Post by WishMagick » Mon Mar 16, 2020 8:05 pm

PhoenixJB wrote:
Mon Mar 16, 2020 5:06 pm

Ugh. Who am I kidding this isn't gonna work!!!!! He hasn't been on IG since yesterday and my anxiety is a 15 on a scale of 1-10.
Only you can decide if it can work or not. It can't work if this is causing you this much anxiety or take over your brain this much. If we can't find a balance, then we must avoid them completely.

I'm sorry that you're going through this rough spot. The times where I'm feeling frantic really wake me up to let go - even if just a little. And by letting go, I meant trying not to grasp on so tightly. Let go of the grip to find some peace.

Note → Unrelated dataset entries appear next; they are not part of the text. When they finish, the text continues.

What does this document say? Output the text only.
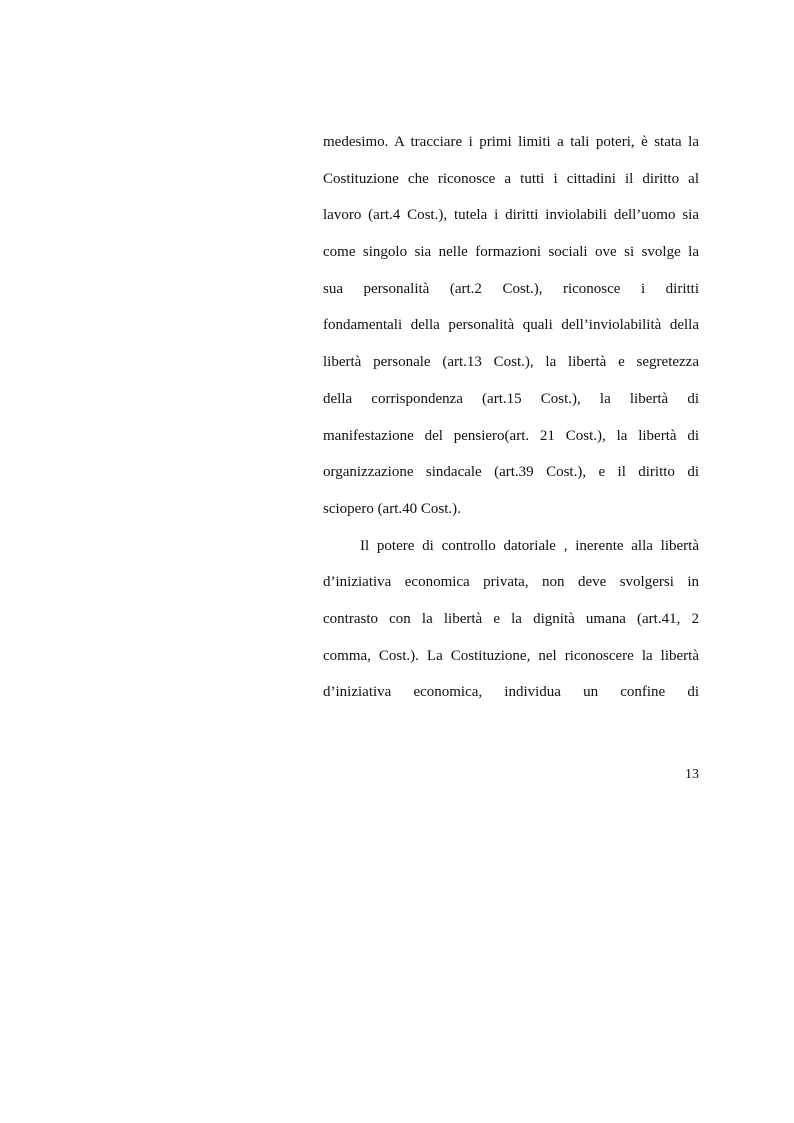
medesimo. A tracciare i primi limiti a tali poteri, è stata la
Costituzione che riconosce a tutti i cittadini il diritto al
lavoro (art.4 Cost.), tutela i diritti inviolabili dell’uomo sia
come singolo sia nelle formazioni sociali ove si svolge la
sua personalità (art.2 Cost.), riconosce i diritti
fondamentali della personalità quali dell’inviolabilità della
libertà personale (art.13 Cost.), la libertà e segretezza
della corrispondenza (art.15 Cost.), la libertà di
manifestazione del pensiero(art. 21 Cost.), la libertà di
organizzazione sindacale (art.39 Cost.), e il diritto di
sciopero (art.40 Cost.).
Il potere di controllo datoriale , inerente alla libertà
d’iniziativa economica privata, non deve svolgersi in
contrasto con la libertà e la dignità umana (art.41, 2
comma, Cost.). La Costituzione, nel riconoscere la libertà
d’iniziativa economica, individua un confine di
13
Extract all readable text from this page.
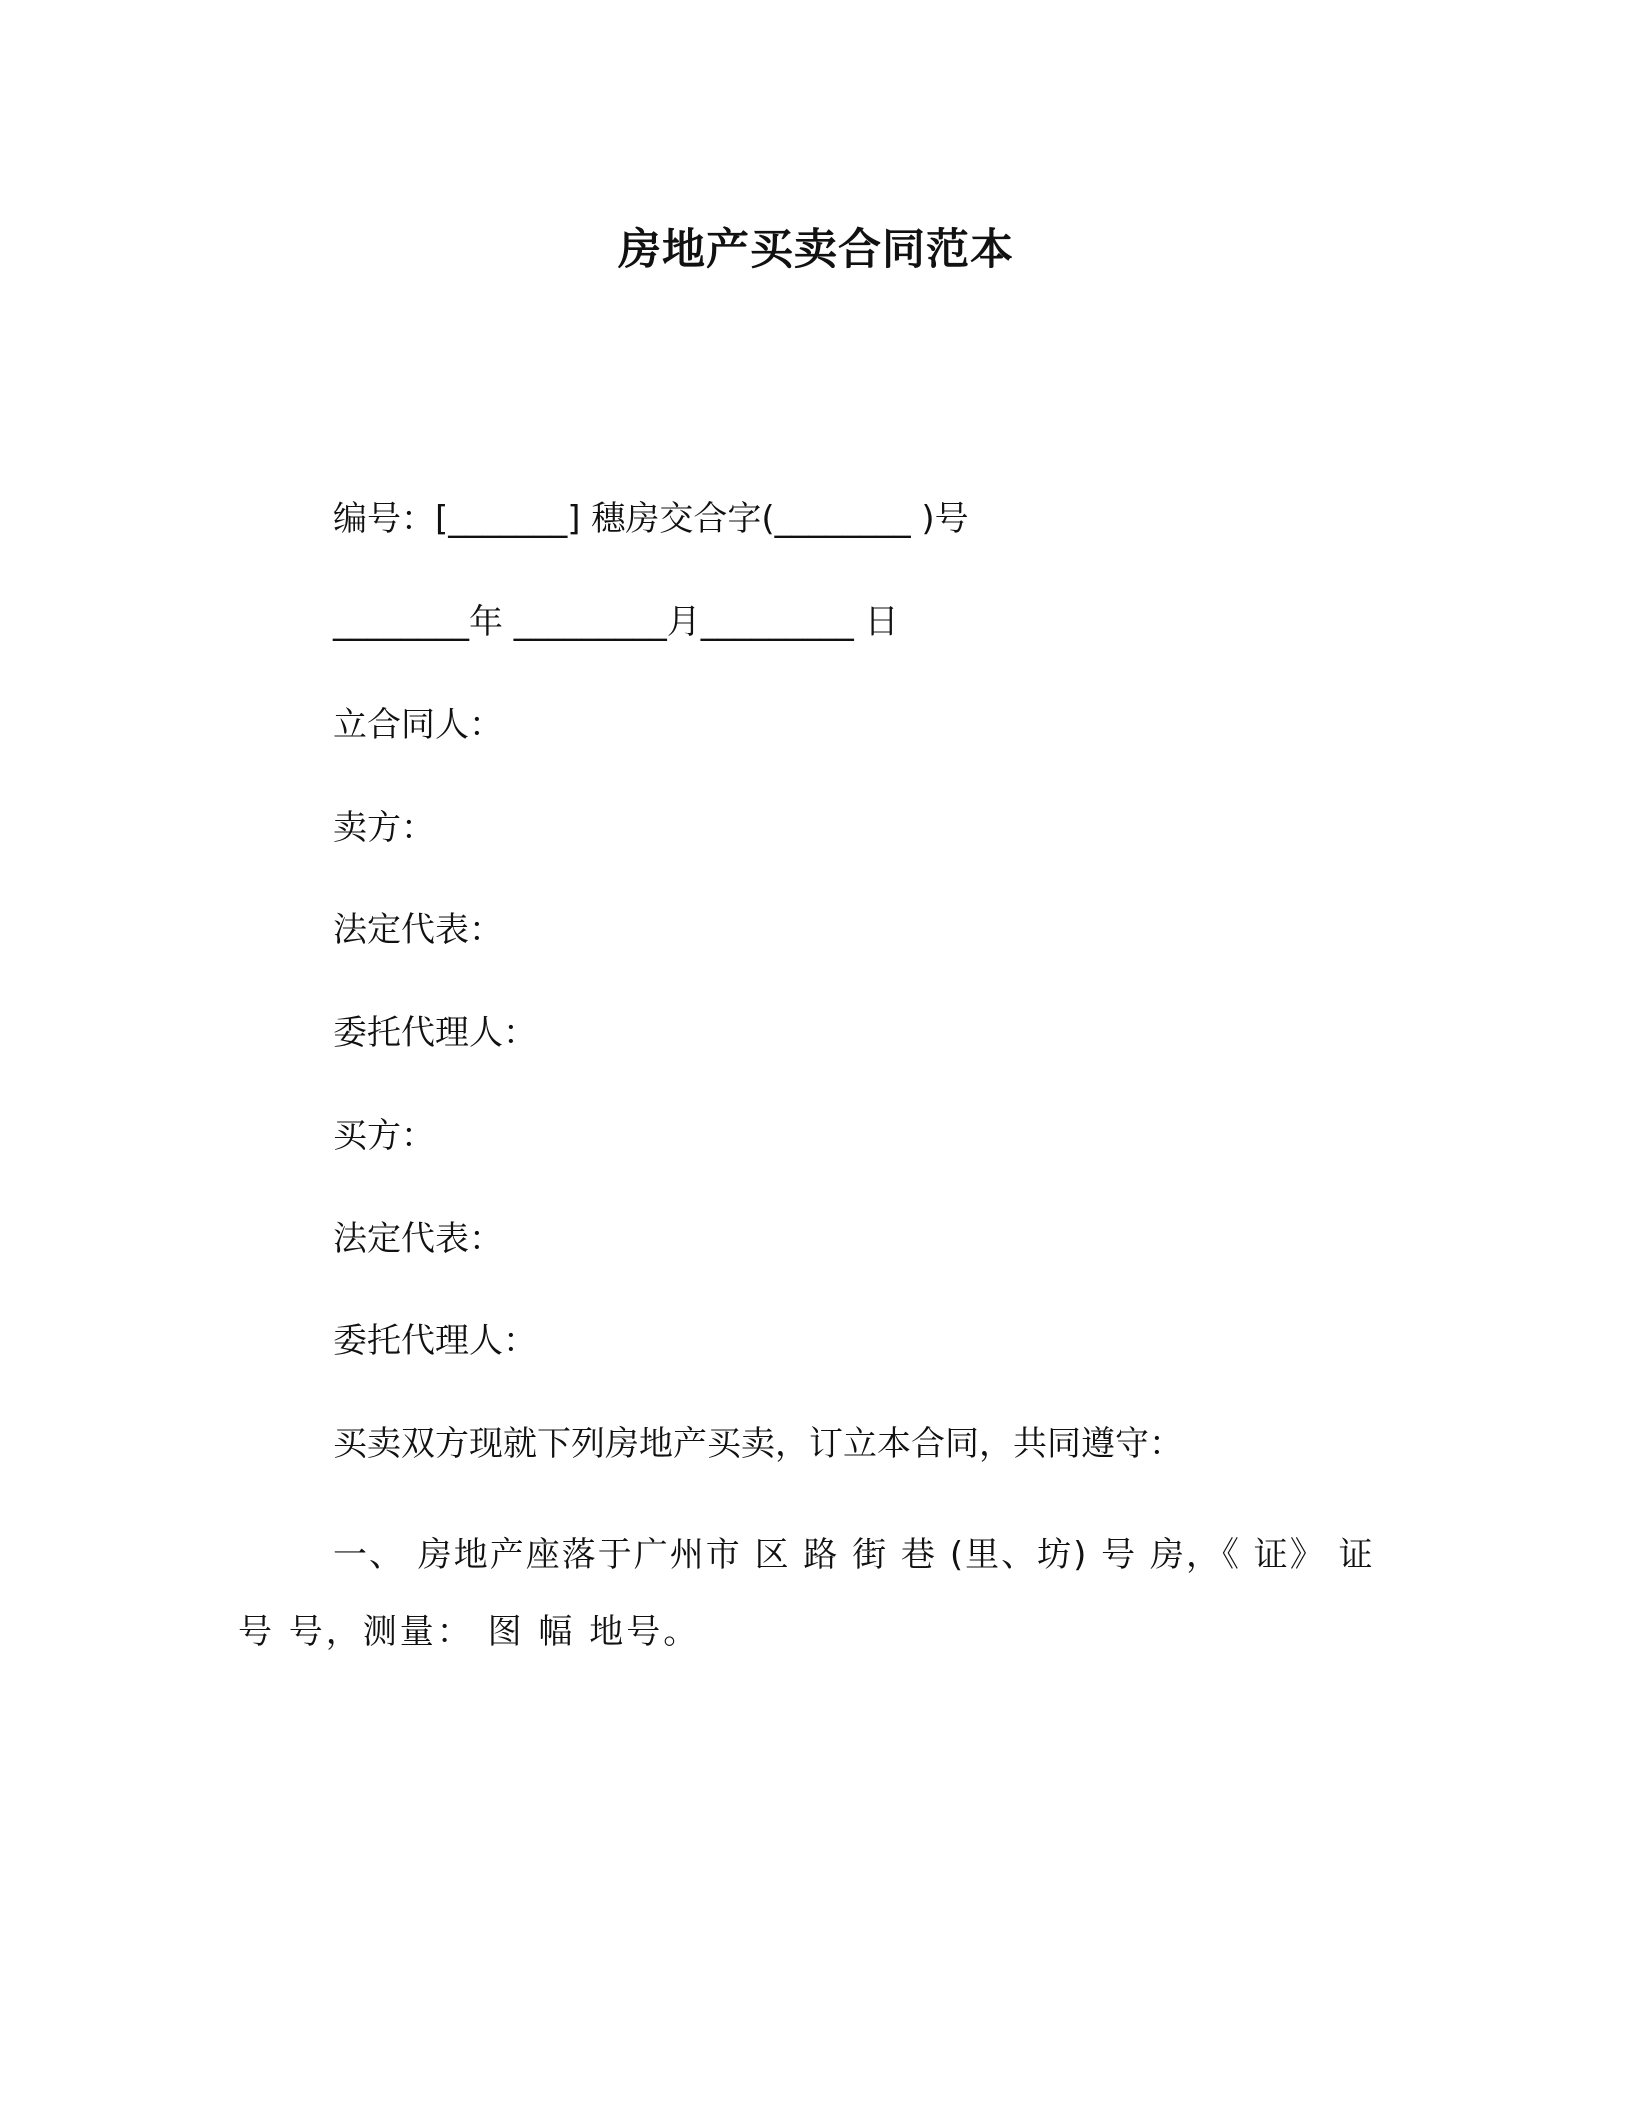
房地产买卖合同范本
编号：[_______] 穗房交合字(________ )号
________年 _________月_________ 日
立合同人：
卖方：
法定代表：
委托代理人：
买方：
法定代表：
委托代理人：
买卖双方现就下列房地产买卖，订立本合同，共同遵守：
一、 房地产座落于广州市 区 路 街 巷 (里、坊) 号 房，《 证》 证
号 号，测量： 图 幅 地号。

You're going back to work soon for 5 days, right? Maybe just not message him at all during that time and get some of your balance back. Then re-evaluate afterwards. I wish you strength. You can also pm me if you want. Pm me instead of him! lol!
Married - 38.5 yrs old
LO is married - 32 yrs old
(He lives next door)

I'm a SAHM and indie musician. "My unyielding melancholy brings all the existentialists to the yard"

PhoenixJB
Posts: 65
Joined: Wed Feb 19, 2020 11:28 pm
United States of America

Re: Oh no... Contact!

Post by PhoenixJB » Mon Mar 16, 2020 10:10 pm

I'd like to try hard. I'm willing to be just friends but it still has to feel reciprocal.
I will try not to message him the next few days, but we used to talk most days and I enjoyed that. I feel like he must have also. I don't know maybe he deserves 5 days without me. lol would he notice??

Thank you so much for the offer to PM you, I totally would as I feel we have a lot in common, but I won't have a computer out there and probably not a lot of time to chat.